With that, she goes back into the healing ward and shuts the door behind her, and Jin Guangyao and Lan Wangji find themselves weeping, as well; though Lan Wangji weeps silently, pressing his face into Wei Wuxian’s shoulder and letting the tears wet his gown while his husband rocks him back and forth.
“I’m a father,” Nie Mingjue says, dazed. “A-Yao, I have a daughter!”
“So you do,” Jin Guangyao laughs wetly, as a disciple comes in with some food on a tray before fleeing as quickly as he can. “Who do you think she will look like?”

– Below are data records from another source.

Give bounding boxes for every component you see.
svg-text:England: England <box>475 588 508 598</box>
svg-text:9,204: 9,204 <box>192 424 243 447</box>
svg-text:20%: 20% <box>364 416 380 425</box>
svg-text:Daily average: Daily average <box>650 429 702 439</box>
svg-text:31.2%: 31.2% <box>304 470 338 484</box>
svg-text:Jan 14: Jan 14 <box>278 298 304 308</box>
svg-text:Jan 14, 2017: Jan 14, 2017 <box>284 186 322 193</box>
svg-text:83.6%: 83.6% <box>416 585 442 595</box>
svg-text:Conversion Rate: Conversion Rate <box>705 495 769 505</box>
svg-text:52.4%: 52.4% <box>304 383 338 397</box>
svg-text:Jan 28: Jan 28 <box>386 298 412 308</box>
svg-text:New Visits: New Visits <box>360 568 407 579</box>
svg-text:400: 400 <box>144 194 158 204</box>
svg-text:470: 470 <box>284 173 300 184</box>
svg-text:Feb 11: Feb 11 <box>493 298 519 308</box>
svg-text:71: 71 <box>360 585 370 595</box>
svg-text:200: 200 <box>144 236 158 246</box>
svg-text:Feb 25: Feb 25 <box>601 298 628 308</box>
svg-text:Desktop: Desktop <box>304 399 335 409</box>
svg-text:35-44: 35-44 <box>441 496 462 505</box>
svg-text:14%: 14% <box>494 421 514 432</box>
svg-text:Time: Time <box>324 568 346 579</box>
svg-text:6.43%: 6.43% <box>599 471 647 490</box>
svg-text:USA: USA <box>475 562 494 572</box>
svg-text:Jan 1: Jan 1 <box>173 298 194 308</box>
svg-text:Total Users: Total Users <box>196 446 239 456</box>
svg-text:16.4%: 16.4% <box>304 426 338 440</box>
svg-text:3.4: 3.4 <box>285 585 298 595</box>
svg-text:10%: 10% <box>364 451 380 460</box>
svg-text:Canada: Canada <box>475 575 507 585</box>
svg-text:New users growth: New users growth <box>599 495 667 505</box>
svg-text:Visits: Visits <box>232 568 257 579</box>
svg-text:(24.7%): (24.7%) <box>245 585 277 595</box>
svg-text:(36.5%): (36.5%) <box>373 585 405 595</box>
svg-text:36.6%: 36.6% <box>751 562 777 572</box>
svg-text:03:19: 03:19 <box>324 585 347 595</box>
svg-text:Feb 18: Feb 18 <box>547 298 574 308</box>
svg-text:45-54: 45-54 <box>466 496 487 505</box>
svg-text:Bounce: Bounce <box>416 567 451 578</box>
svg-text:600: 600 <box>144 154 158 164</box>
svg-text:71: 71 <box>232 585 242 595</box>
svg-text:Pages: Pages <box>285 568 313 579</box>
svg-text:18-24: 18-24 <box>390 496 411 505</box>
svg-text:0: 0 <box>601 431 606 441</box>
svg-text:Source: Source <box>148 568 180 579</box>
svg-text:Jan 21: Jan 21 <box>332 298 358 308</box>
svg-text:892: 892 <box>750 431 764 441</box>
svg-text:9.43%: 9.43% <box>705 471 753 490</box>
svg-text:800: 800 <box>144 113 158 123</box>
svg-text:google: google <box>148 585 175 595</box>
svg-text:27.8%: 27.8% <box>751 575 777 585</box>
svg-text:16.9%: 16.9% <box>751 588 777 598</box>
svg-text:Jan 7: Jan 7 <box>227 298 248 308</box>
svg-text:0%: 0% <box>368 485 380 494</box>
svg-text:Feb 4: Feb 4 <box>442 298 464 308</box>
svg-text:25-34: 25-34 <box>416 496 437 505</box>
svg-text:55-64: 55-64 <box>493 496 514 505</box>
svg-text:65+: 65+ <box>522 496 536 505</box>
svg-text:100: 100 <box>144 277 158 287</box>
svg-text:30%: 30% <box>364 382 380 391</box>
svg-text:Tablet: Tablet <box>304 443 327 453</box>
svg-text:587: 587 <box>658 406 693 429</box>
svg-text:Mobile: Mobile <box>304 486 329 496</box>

The answer—when the doors finally open, to reveal a room that had been thoroughly cleaned, a sobbing uncle, and a beaming Lan Xichen—proves to be that little Lan Jueying, who refuses to be parted from Xichen even for a moment without shrieking at the top of her lungs (unless she is being held by her father, of course, who bawls like a baby himself when Xichen first adjusts his arms around the child’s tiny pink body) looks exactly like her mother, and is just as beautiful. 
Jin Guangyao adores her from the moment he first sees her, and as for Lan Wangji…
“A-Jie,” he sobs, cradling the grumpy, wriggling bundle to his chest as his sister strokes his hair with such a loving look in her eyes that Lan Qiren starts crying again. “A-Jie, she’s perfect.”